O secretário de Obras
houve por bem instalar um aparelho de dilatação nos pontos mais sensíveis da
ponte em relação aos cavaletes, instalando resistentes chapas de amarração nas
margens do rio direcionadas para cada treliça do complexo, garantindo assim que
todos os elementos do conjunto metálico assimilassem bem as futuras variações
térmicas e de umidade atmosférica tão presentes em terras do Sul Fluminense e,
especialmente, junto aos grandes volumes de água do Paraibuna.
Hermogênio Pereira da
Silva, em seu longo relatório, informava ao governo que:
"Já estão dadas as providências para a execução das obras necessárias,
e dentro de poucos meses surgirá dos velhos escombros da ponte de madeira da
Serraria uma elegante superestrutura de aço, a sustentar um estrado de concreto
de 3,60m de largura, livre, para uso e gozo dos povos dos dois Estados
limítrofes".
De fato, os trabalhos
tiveram um andamento rápido e seguro, tanto que em 12 de fevereiro de 1899 a
nova ponte foi entregue ao trânsito sem grandes alardes. Na ocasião, a Gazeta
de Petrópolis, em edição de 21 de fevereiro, registrou a inauguração da nova
ponte da Serraria destacando que:
"A ponte apresenta vãos parciais
com o comprimento máximo de 21
metros entre os pontos de apoio. As treliças, formadas
de triângulos metálicos de 3,00m de base ligados dois a dois, permitem, com sua
inversão, a formação de lances iguais mediante a amarração das mesas por meio
de chapas de junção atracadas e de parafusos de porcas e contraporcas."
Segundo o jornal, o
estrado da ponte constava de uma camada contínua de concreto sobre chapas de
aço onduladas e galvanizadas de 4 mm de espessura, ligadas por meio de
parafusos ao quadro das longarinas e dormentes de amarração das duas treliças.

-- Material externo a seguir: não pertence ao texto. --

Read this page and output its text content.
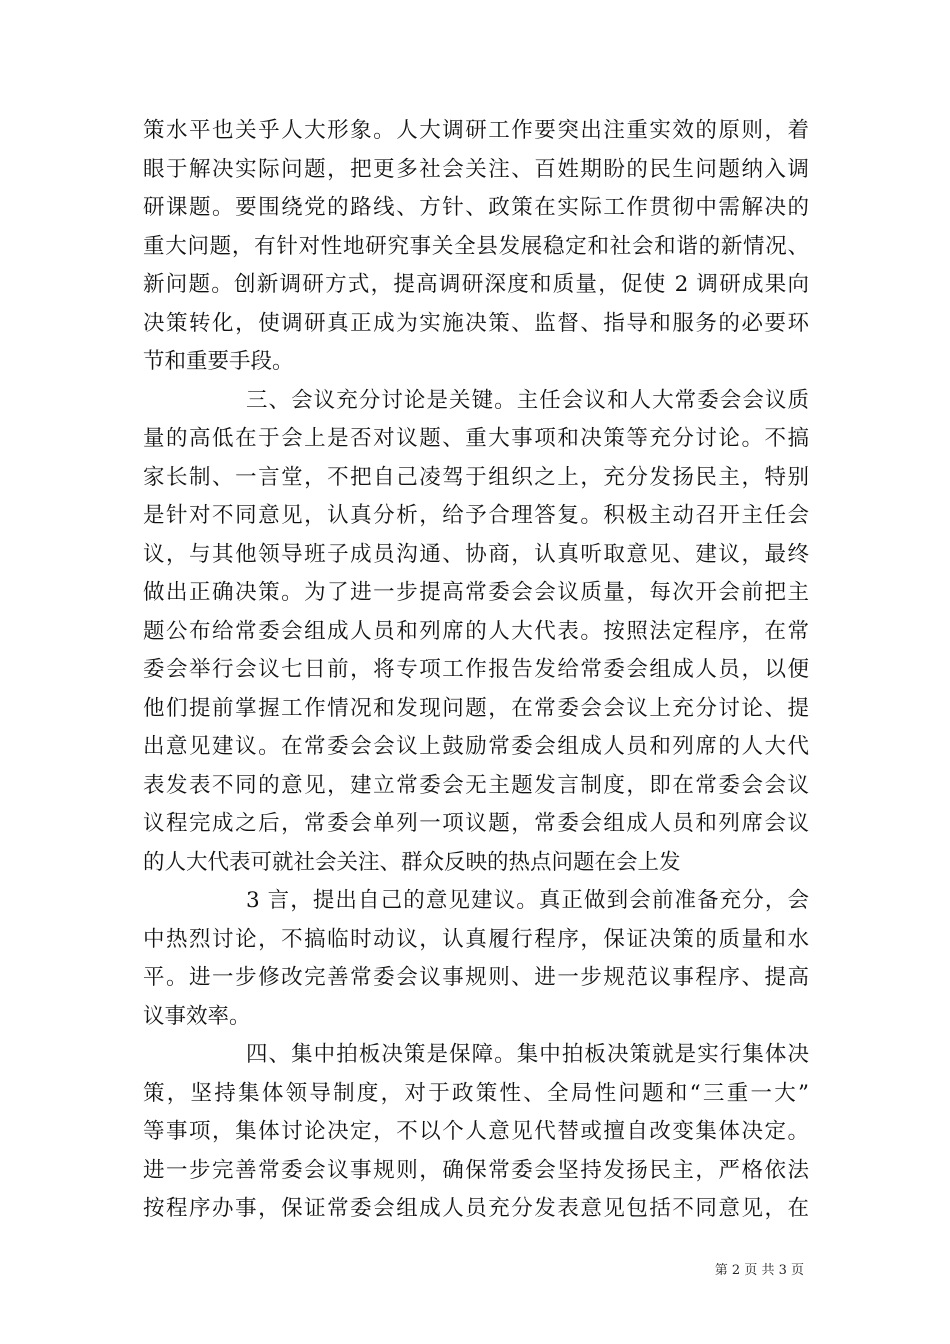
策水平也关乎人大形象。人大调研工作要突出注重实效的原则，着
眼于解决实际问题，把更多社会关注、百姓期盼的民生问题纳入调
研课题。要围绕党的路线、方针、政策在实际工作贯彻中需解决的
重大问题，有针对性地研究事关全县发展稳定和社会和谐的新情况、
新问题。创新调研方式，提高调研深度和质量，促使 2 调研成果向
决策转化，使调研真正成为实施决策、监督、指导和服务的必要环
节和重要手段。
三、会议充分讨论是关键。主任会议和人大常委会会议质
量的高低在于会上是否对议题、重大事项和决策等充分讨论。不搞
家长制、一言堂，不把自己凌驾于组织之上，充分发扬民主，特别
是针对不同意见，认真分析，给予合理答复。积极主动召开主任会
议，与其他领导班子成员沟通、协商，认真听取意见、建议，最终
做出正确决策。为了进一步提高常委会会议质量，每次开会前把主
题公布给常委会组成人员和列席的人大代表。按照法定程序，在常
委会举行会议七日前，将专项工作报告发给常委会组成人员，以便
他们提前掌握工作情况和发现问题，在常委会会议上充分讨论、提
出意见建议。在常委会会议上鼓励常委会组成人员和列席的人大代
表发表不同的意见，建立常委会无主题发言制度，即在常委会会议
议程完成之后，常委会单列一项议题，常委会组成人员和列席会议
的人大代表可就社会关注、群众反映的热点问题在会上发
3 言，提出自己的意见建议。真正做到会前准备充分，会
中热烈讨论，不搞临时动议，认真履行程序，保证决策的质量和水
平。进一步修改完善常委会议事规则、进一步规范议事程序、提高
议事效率。
四、集中拍板决策是保障。集中拍板决策就是实行集体决
策，坚持集体领导制度，对于政策性、全局性问题和“三重一大”
等事项，集体讨论决定，不以个人意见代替或擅自改变集体决定。
进一步完善常委会议事规则，确保常委会坚持发扬民主，严格依法
按程序办事，保证常委会组成人员充分发表意见包括不同意见，在
第 2 页 共 3 页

A
peça mais pesada do travejamento não excedia 214 quilogramas, o que facilitava
imensamente o transporte de cargas. Sólidos encontros de alvenaria suportavam
os extremos da superestrutura, cujo comprimento, incluindo as peças de
cabeceira, era de 94,20m. As colunas foram cravadas a 3 metros de profundidade.
Para que se tenha uma ideia mais precisa da obra, basta dizer que seus
cavaletes pesavam 309 toneladas, enquanto toda a estrutura alcança admiráveis
70 toneladas. Toda a ferragem era de aço doce da empresa Martin Siemens
fabricada pela Societé Anonyme des
Atéliers du Constructions, Forges et Aciéries de Bruges, na Bélgica,
representada no Brasil pelo engenheiro J. de Jaegher.
Importante ressaltar
que o assentamento das ferragens e a execução das obras auxiliares foram feitos
pelo engenheiro Domingos Rodrigues Cordeiro Junior, sob a fiscalização do
engenheiro Aurélio Lopes Domingues, tudo supervisionado pela seção técnica da
Secretaria de Obras do Estado do Rio de Janeiro. Ainda hoje a ponte apresenta
as mesmas características estruturais da época de sua inauguração, passagem
rápida e histórica para várias cidades e propriedades fazendárias distribuídas
em parte da importante e povoada Zona da Mata Mineira.